Lifetime gift rules cause confusion
It is generally understood that lifetime gifts can be very effective in reducing the inheritance tax burden on an estate if the person making the gift survives it by seven years. However, some of the technical rules applicable to lifetime gifts are often misunderstood leading to unexpected and unwanted consequences.
The complexities of the rules can be illustrated by an example.
Anthony’s estate planning
Anthony is divorced with two children. He wishes to reduce the IHT liability on his £3 million estate and makes the following arrangements:
- In 2014 he makes an outright gift of £200,000 to his son, George, to enable him to buy a property.

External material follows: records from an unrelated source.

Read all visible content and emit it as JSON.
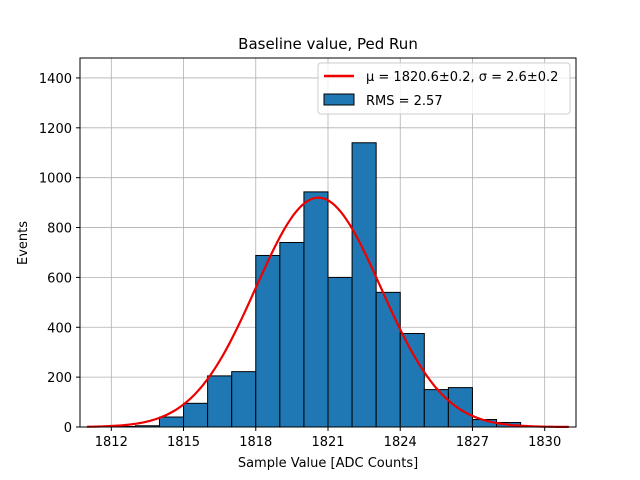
{
  "chart_data": {
    "type": "bar",
    "title": "Baseline value, Ped Run",
    "xlabel": "Sample Value [ADC Counts]",
    "ylabel": "Events",
    "xlim": [
      1810.7,
      1831.3
    ],
    "ylim": [
      0,
      1480
    ],
    "xticks": [
      1812,
      1815,
      1818,
      1821,
      1824,
      1827,
      1830
    ],
    "yticks": [
      0,
      200,
      400,
      600,
      800,
      1000,
      1200,
      1400
    ],
    "grid": true,
    "legend_position": "top-right",
    "histogram": {
      "name": "RMS = 2.57",
      "color": "#1f77b4",
      "edgecolor": "#000000",
      "bins": [
        {
          "x0": 1811.0,
          "x1": 1812.0,
          "count": 1
        },
        {
          "x0": 1812.0,
          "x1": 1813.0,
          "count": 2
        },
        {
          "x0": 1813.0,
          "x1": 1814.0,
          "count": 5
        },
        {
          "x0": 1814.0,
          "x1": 1815.0,
          "count": 40
        },
        {
          "x0": 1815.0,
          "x1": 1816.0,
          "count": 95
        },
        {
          "x0": 1816.0,
          "x1": 1817.0,
          "count": 205
        },
        {
          "x0": 1817.0,
          "x1": 1818.0,
          "count": 222
        },
        {
          "x0": 1818.0,
          "x1": 1819.0,
          "count": 688
        },
        {
          "x0": 1819.0,
          "x1": 1820.0,
          "count": 740
        },
        {
          "x0": 1820.0,
          "x1": 1821.0,
          "count": 943
        },
        {
          "x0": 1821.0,
          "x1": 1822.0,
          "count": 600
        },
        {
          "x0": 1822.0,
          "x1": 1823.0,
          "count": 1140
        },
        {
          "x0": 1823.0,
          "x1": 1824.0,
          "count": 540
        },
        {
          "x0": 1824.0,
          "x1": 1825.0,
          "count": 375
        },
        {
          "x0": 1825.0,
          "x1": 1826.0,
          "count": 150
        },
        {
          "x0": 1826.0,
          "x1": 1827.0,
          "count": 158
        },
        {
          "x0": 1827.0,
          "x1": 1828.0,
          "count": 30
        },
        {
          "x0": 1828.0,
          "x1": 1829.0,
          "count": 18
        },
        {
          "x0": 1829.0,
          "x1": 1830.0,
          "count": 2
        },
        {
          "x0": 1830.0,
          "x1": 1831.0,
          "count": 1
        }
      ]
    },
    "fit": {
      "name": "μ = 1820.6±0.2, σ = 2.6±0.2",
      "type": "gaussian",
      "color": "#ee0000",
      "mu": 1820.6,
      "sigma": 2.6,
      "amplitude": 920,
      "x_range": [
        1811.0,
        1831.0
      ]
    }
  }
}
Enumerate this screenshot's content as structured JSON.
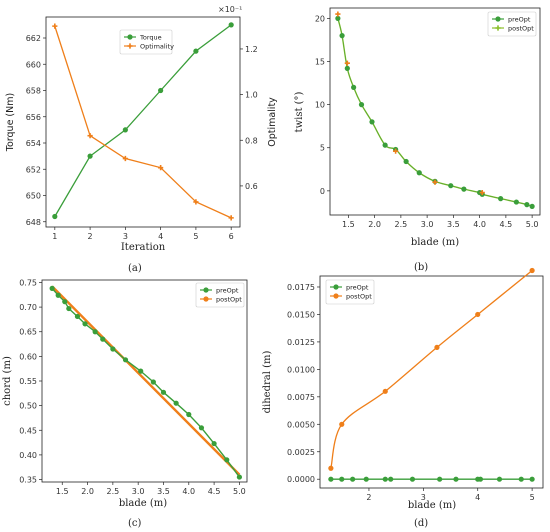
{
  "colors": {
    "green": "#3a9e3a",
    "orange": "#ef7f1a",
    "line_green": "#8bbf2a",
    "axis": "#222222"
  },
  "chart_data": [
    {
      "id": "a",
      "panel_label": "(a)",
      "type": "line",
      "xlabel": "Iteration",
      "x": [
        1,
        2,
        3,
        4,
        5,
        6
      ],
      "xticks": [
        "1",
        "2",
        "3",
        "4",
        "5",
        "6"
      ],
      "series": [
        {
          "name": "Torque",
          "axis": "left",
          "color": "#3a9e3a",
          "marker": "circle",
          "values": [
            648.4,
            653.0,
            655.0,
            658.0,
            661.0,
            663.0
          ]
        },
        {
          "name": "Optimality",
          "axis": "right",
          "color": "#ef7f1a",
          "marker": "plus",
          "values": [
            1.3,
            0.82,
            0.72,
            0.68,
            0.53,
            0.46
          ]
        }
      ],
      "ylabel_left": "Torque (Nm)",
      "ylim_left": [
        647.6,
        663.6
      ],
      "yticks_left": [
        "648",
        "650",
        "652",
        "654",
        "656",
        "658",
        "660",
        "662"
      ],
      "ylabel_right": "Optimality",
      "ylim_right": [
        0.42,
        1.34
      ],
      "yticks_right": [
        "0.6",
        "0.8",
        "1.0",
        "1.2"
      ],
      "right_scale_label": "×10⁻¹",
      "legend": "top-center",
      "grid": false
    },
    {
      "id": "b",
      "panel_label": "(b)",
      "type": "line",
      "xlabel": "blade (m)",
      "ylabel": "twist (°)",
      "xlim": [
        1.15,
        5.15
      ],
      "ylim": [
        -2.8,
        21.2
      ],
      "xticks": [
        "1.5",
        "2.0",
        "2.5",
        "3.0",
        "3.5",
        "4.0",
        "4.5",
        "5.0"
      ],
      "yticks": [
        "0",
        "5",
        "10",
        "15",
        "20"
      ],
      "series": [
        {
          "name": "preOpt",
          "color": "#3a9e3a",
          "marker": "circle",
          "x": [
            1.3,
            1.38,
            1.48,
            1.6,
            1.75,
            1.95,
            2.2,
            2.4,
            2.6,
            2.85,
            3.15,
            3.45,
            3.7,
            4.0,
            4.05,
            4.4,
            4.7,
            4.9,
            5.0
          ],
          "y": [
            20.0,
            18.0,
            14.2,
            12.0,
            10.0,
            8.0,
            5.3,
            4.8,
            3.4,
            2.1,
            1.1,
            0.6,
            0.2,
            -0.2,
            -0.4,
            -0.9,
            -1.3,
            -1.6,
            -1.8
          ]
        },
        {
          "name": "postOpt",
          "color": "#8bbf2a",
          "marker": "plus",
          "x": [
            1.3,
            1.48,
            2.4,
            3.15,
            4.05
          ],
          "y": [
            20.5,
            14.8,
            4.6,
            1.0,
            -0.2
          ]
        }
      ],
      "legend": "top-right",
      "grid": false
    },
    {
      "id": "c",
      "panel_label": "(c)",
      "type": "line",
      "xlabel": "blade (m)",
      "ylabel": "chord (m)",
      "xlim": [
        1.1,
        5.15
      ],
      "ylim": [
        0.345,
        0.755
      ],
      "xticks": [
        "1.5",
        "2.0",
        "2.5",
        "3.0",
        "3.5",
        "4.0",
        "4.5",
        "5.0"
      ],
      "yticks": [
        "0.35",
        "0.40",
        "0.45",
        "0.50",
        "0.55",
        "0.60",
        "0.65",
        "0.70",
        "0.75"
      ],
      "series": [
        {
          "name": "preOpt",
          "color": "#3a9e3a",
          "marker": "circle",
          "x": [
            1.3,
            1.42,
            1.55,
            1.63,
            1.8,
            1.95,
            2.15,
            2.3,
            2.5,
            2.75,
            3.05,
            3.3,
            3.5,
            3.75,
            4.0,
            4.25,
            4.5,
            4.75,
            5.0
          ],
          "y": [
            0.738,
            0.724,
            0.711,
            0.697,
            0.681,
            0.666,
            0.65,
            0.635,
            0.615,
            0.593,
            0.57,
            0.548,
            0.527,
            0.505,
            0.482,
            0.455,
            0.423,
            0.39,
            0.355
          ]
        },
        {
          "name": "postOpt",
          "color": "#ef7f1a",
          "marker": "plus",
          "x": [
            1.3,
            5.0
          ],
          "y": [
            0.742,
            0.36
          ]
        }
      ],
      "legend": "top-right",
      "grid": false
    },
    {
      "id": "d",
      "panel_label": "(d)",
      "type": "line",
      "xlabel": "blade (m)",
      "ylabel": "dihedral (m)",
      "xlim": [
        1.1,
        5.2
      ],
      "ylim": [
        -0.0008,
        0.0185
      ],
      "xticks": [
        "2",
        "3",
        "4",
        "5"
      ],
      "yticks": [
        "0.0000",
        "0.0025",
        "0.0050",
        "0.0075",
        "0.0100",
        "0.0125",
        "0.0150",
        "0.0175"
      ],
      "series": [
        {
          "name": "preOpt",
          "color": "#3a9e3a",
          "marker": "circle",
          "x": [
            1.3,
            1.5,
            1.7,
            1.95,
            2.3,
            2.4,
            2.8,
            3.3,
            3.6,
            4.0,
            4.05,
            4.4,
            4.8,
            5.0
          ],
          "y": [
            0,
            0,
            0,
            0,
            0,
            0,
            0,
            0,
            0,
            0,
            0,
            0,
            0,
            0
          ]
        },
        {
          "name": "postOpt",
          "color": "#ef7f1a",
          "marker": "circle",
          "x": [
            1.3,
            1.5,
            2.3,
            3.25,
            4.0,
            5.0
          ],
          "y": [
            0.001,
            0.005,
            0.008,
            0.012,
            0.015,
            0.019
          ]
        }
      ],
      "legend": "top-left",
      "grid": false
    }
  ]
}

- In 2016 he sets up a discretionary trust for his grandchildren with an initial gift of £125,000.
- Finally, in July 2019, he makes a gift of £200,000 to his daughter, Louise.
Anthony dies in March 2020 leaving his estate equally between his two children. His brother and sister are executors of the estate.

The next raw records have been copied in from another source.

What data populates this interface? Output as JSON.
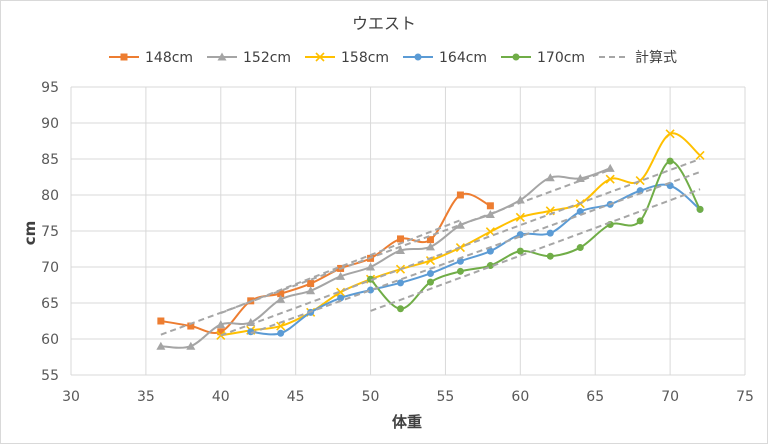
{
  "chart_data": {
    "type": "line",
    "title": "ウエスト",
    "xlabel": "体重",
    "ylabel": "cm",
    "xlim": [
      30,
      75
    ],
    "ylim": [
      55,
      95
    ],
    "xticks": [
      30,
      35,
      40,
      45,
      50,
      55,
      60,
      65,
      70,
      75
    ],
    "yticks": [
      55,
      60,
      65,
      70,
      75,
      80,
      85,
      90,
      95
    ],
    "grid": true,
    "legend": "top",
    "series": [
      {
        "name": "148cm",
        "color": "#ED7D31",
        "marker": "square",
        "points": [
          [
            36,
            62.5
          ],
          [
            38,
            61.8
          ],
          [
            40,
            61.0
          ],
          [
            42,
            65.3
          ],
          [
            44,
            66.3
          ],
          [
            46,
            67.7
          ],
          [
            48,
            69.8
          ],
          [
            50,
            71.2
          ],
          [
            52,
            73.9
          ],
          [
            54,
            73.8
          ],
          [
            56,
            80.0
          ],
          [
            58,
            78.5
          ]
        ]
      },
      {
        "name": "152cm",
        "color": "#A5A5A5",
        "marker": "triangle",
        "points": [
          [
            36,
            59.0
          ],
          [
            38,
            59.0
          ],
          [
            40,
            62.0
          ],
          [
            42,
            62.3
          ],
          [
            44,
            65.5
          ],
          [
            46,
            66.7
          ],
          [
            48,
            68.7
          ],
          [
            50,
            70.0
          ],
          [
            52,
            72.3
          ],
          [
            54,
            72.8
          ],
          [
            56,
            75.8
          ],
          [
            58,
            77.3
          ],
          [
            60,
            79.3
          ],
          [
            62,
            82.4
          ],
          [
            64,
            82.3
          ],
          [
            66,
            83.7
          ]
        ]
      },
      {
        "name": "158cm",
        "color": "#FFC000",
        "marker": "x",
        "points": [
          [
            40,
            60.5
          ],
          [
            42,
            61.2
          ],
          [
            44,
            61.8
          ],
          [
            46,
            63.7
          ],
          [
            48,
            66.5
          ],
          [
            50,
            68.3
          ],
          [
            52,
            69.7
          ],
          [
            54,
            70.9
          ],
          [
            56,
            72.7
          ],
          [
            58,
            74.9
          ],
          [
            60,
            76.9
          ],
          [
            62,
            77.8
          ],
          [
            64,
            78.8
          ],
          [
            66,
            82.2
          ],
          [
            68,
            82.0
          ],
          [
            70,
            88.5
          ],
          [
            72,
            85.5
          ]
        ]
      },
      {
        "name": "164cm",
        "color": "#5B9BD5",
        "marker": "circle",
        "points": [
          [
            42,
            61.0
          ],
          [
            44,
            60.8
          ],
          [
            46,
            63.7
          ],
          [
            48,
            65.7
          ],
          [
            50,
            66.8
          ],
          [
            52,
            67.8
          ],
          [
            54,
            69.1
          ],
          [
            56,
            70.8
          ],
          [
            58,
            72.2
          ],
          [
            60,
            74.5
          ],
          [
            62,
            74.7
          ],
          [
            64,
            77.7
          ],
          [
            66,
            78.7
          ],
          [
            68,
            80.6
          ],
          [
            70,
            81.3
          ],
          [
            72,
            78.0
          ]
        ]
      },
      {
        "name": "170cm",
        "color": "#70AD47",
        "marker": "circle",
        "points": [
          [
            50,
            68.3
          ],
          [
            52,
            64.2
          ],
          [
            54,
            67.9
          ],
          [
            56,
            69.4
          ],
          [
            58,
            70.2
          ],
          [
            60,
            72.2
          ],
          [
            62,
            71.5
          ],
          [
            64,
            72.7
          ],
          [
            66,
            75.9
          ],
          [
            68,
            76.4
          ],
          [
            70,
            84.7
          ],
          [
            72,
            78.0
          ]
        ]
      },
      {
        "name": "計算式",
        "color": "#A6A6A6",
        "dashed": true,
        "lines": [
          [
            [
              40,
              63.6
            ],
            [
              56,
              76.5
            ]
          ],
          [
            [
              36,
              60.6
            ],
            [
              66,
              83.5
            ]
          ],
          [
            [
              40,
              60.5
            ],
            [
              72,
              85.0
            ]
          ],
          [
            [
              42,
              60.8
            ],
            [
              72,
              83.2
            ]
          ],
          [
            [
              50,
              63.9
            ],
            [
              72,
              80.8
            ]
          ]
        ]
      }
    ]
  }
}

Anthony believed that the gifts to his children would taper in value after he had survived the gifts by three years. He has made no provision in his Will for the payment of IHT on any failed lifetime gifts and did not take advice before beginning his estate planning. He wished to treat his children equally and believed that he had done so.
The IHT position
Anthony has died within seven years of all of the gifts. Consequently, the two gifts to his children are failed potentially exempt transfers (PETs); the gift to the grandchildren’s trust was a chargeable transfer when made but this fell within his IHT nil rate band at the time so no immediate lifetime charge to IHT was due.
On Anthony’s death there is no IHT due on the gift to George as its value falls within Anthony’s IHT nil rate band. This is also the case with the gift to the trust. However, taper relief does not operate (as Anthony had believed) to reduce the value of these gifts. It in fact reduces the IHT payable on the gift and, as there was no IHT due on these first two gifts, they are brought into account at their full value when calculating the IHT on Anthony’s estate.

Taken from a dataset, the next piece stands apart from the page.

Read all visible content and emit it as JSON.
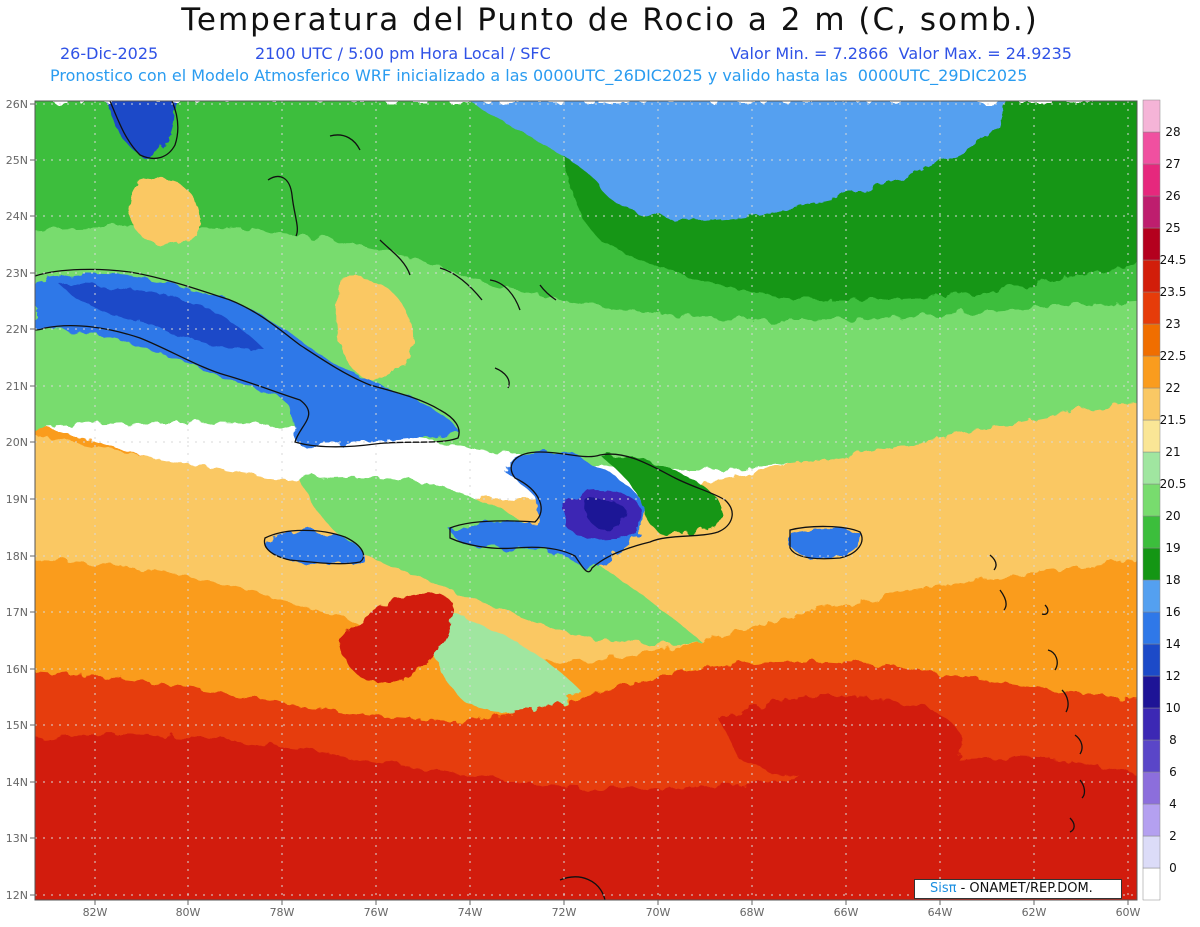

In addition, the grandchildren’s trust will be subject to IHT charges on every tenth anniversary of its creation and when capital leaves the trust. In calculating those charges the failed PET to George will be brought into account meaning that, as the trust fund grows in value, it is likely to become liable to pay IHT on those occasions. By comparison if the trust had been set up before the potentially exempt transfers then there would be no failed PETs to take into account. Consequently the trust would be unlikely to pay IHT at any point (unless the value of its assets did very well and exceeded the IHT nil rate band in force when the charges are calculated).
Disappointment for Louise
Louise is alarmed to discover that, as Anthony’s nil rate band was fully used by the gifts to her brother and the trust, the gift to her is fully chargeable to IHT with a tax bill payable of £80,000, which she is liable to pay. As Louise has no children she feels that her brother has unduly benefitted from their father’s estate.
George refuses to agree that the residue of the estate should pay the IHT due on the gift to Louise, which causes a falling out between the two siblings. Louise refuses to pay the IHT due on the gift to her. Having distributed most of the estate, Anthony’s executors find themselves personally liable (to the extent of Anthony’s estate’s assets) for the £80,000 due on the failed gift to Louise, with no statutory right of recovery from her.
The Law Society’s suggestions
The Law Society suggested in its response to a consultation on simplifying IHT that better information for the public might help, although whether that information would be digested and followed is another matter. The Society stated that taper relief should perhaps taper the value of the gift rather than the tax due and that executors should be given a statutory right of recovery against beneficiaries who fail to pay the IHT due on lifetime gifts.
In the meantime it is clear that even fairly straightforward tax planning can have the potential to cause problems, so we would recommend that your clients always seek advice.